Presentandosi come una metafora vivente, Lezione Ventuno, ci trasporta dalla realtà fino alla fantasia, tra personaggi rocamboleschi degni di un vero racconto d’avventura, fino ad una leggenda che porta ancora, come un marchio indelebile, dubbi e punti interrogativi.

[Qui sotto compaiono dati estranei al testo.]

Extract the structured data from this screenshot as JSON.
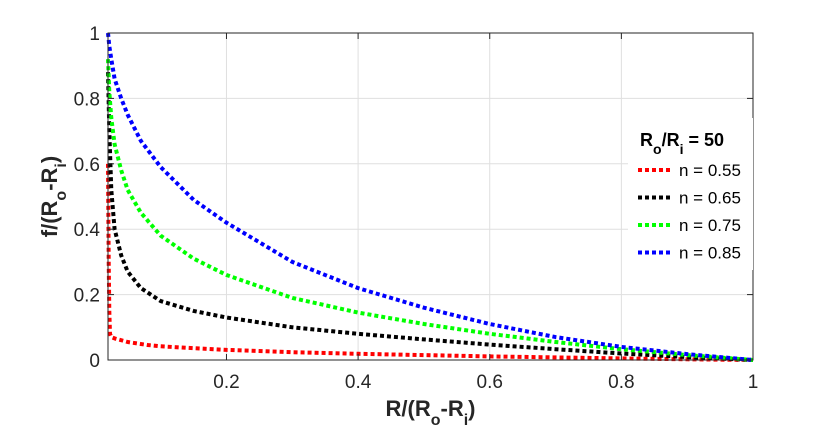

Perché le domande sono il perno della pellicola di Baricco, che lascia a noi spettatori le possibili risposte se non le tante interpretazioni che vanno donate proprio sul contemplato finale.
Tutto si basa su una “sfida”, un duello che Beethoven doveva affrontare con il resto del mondo e forse, principalmente, anche con sé stesso, con la sua vecchiaia inoltrata che sovrastava il suo estro artistico.
Ed è anche questo che il regista tenta di spiegare, ovvero la “vecchiaia”: come la fine di Beethoven si colleghi con la fine del professore Kilroy (personaggio estrapolato dall’opera dello stesso Baricco City), raccontando di come la saggezza e l’esperienza non possano produrre bellezza, senza tentare di avvicinarsi nemmeno a quest’ultima.
Eppure, per quanto si parli della vecchiaia che non riesce a suo modo a sfoggiare una bellezza universale e concreta, sembra quasi che nel parlare all’infinito della Nona Sinfonia la si riesca ad elogiare disprezzandola.
Contro ogni logica si evidenzia ancora di più il genio che era Beethoven, nelle sue vittorie e nei suoi fallimenti, di come riuscì a creare ancora della musica fino ai suoi ultimi istanti di vita.
La pellicola, in questo modo, diviene strategicamente un documentario sulla reale storia di quella notte, di come il pubblico reagì al ritorno del compositore tedesco e se realmente quei fazzoletti bianchi, davanti i suoi occhi, sventolavano in un unico coro di trepidazione.
Dal canto delle immagini poetiche, delle tematiche ben costruite e dell’ironia che fa capolino tra le battute dei protagonisti, Baricco non riesce a rinchiudere lo scrittore che è in lui, portando sullo schermo ciò che solitamente va unicamente bene per un racconto: le metafore vanno a stratificarsi fino all’eccesso e i finali si moltiplicano senza lasciare il giusto respiro allo spettatore.
Ci culliamo in questo modo in un mondo fatto di neve, nel quale un topolino diventa un orologio da taschino, un bacio rende silenziosi gli uccelli e cinquantaquattro passi diventano la distanza ideale tra Peters (un intenso Noah Taylor) e la fanciulla portatrice di morte e di bellezza, perché è questo che fondamentalmente gli angeli dovrebbero concederci prima di congedarci dalla vita.
Ma alla fine di tutto, dei commenti, delle verità, delle sopravvalutazioni e di ciò che separa il bello dal brutto, siamo noi i veri giudici della nona sinfonia di Beethoven: decideremo noi chi vinse e chi perse quella sera a teatro.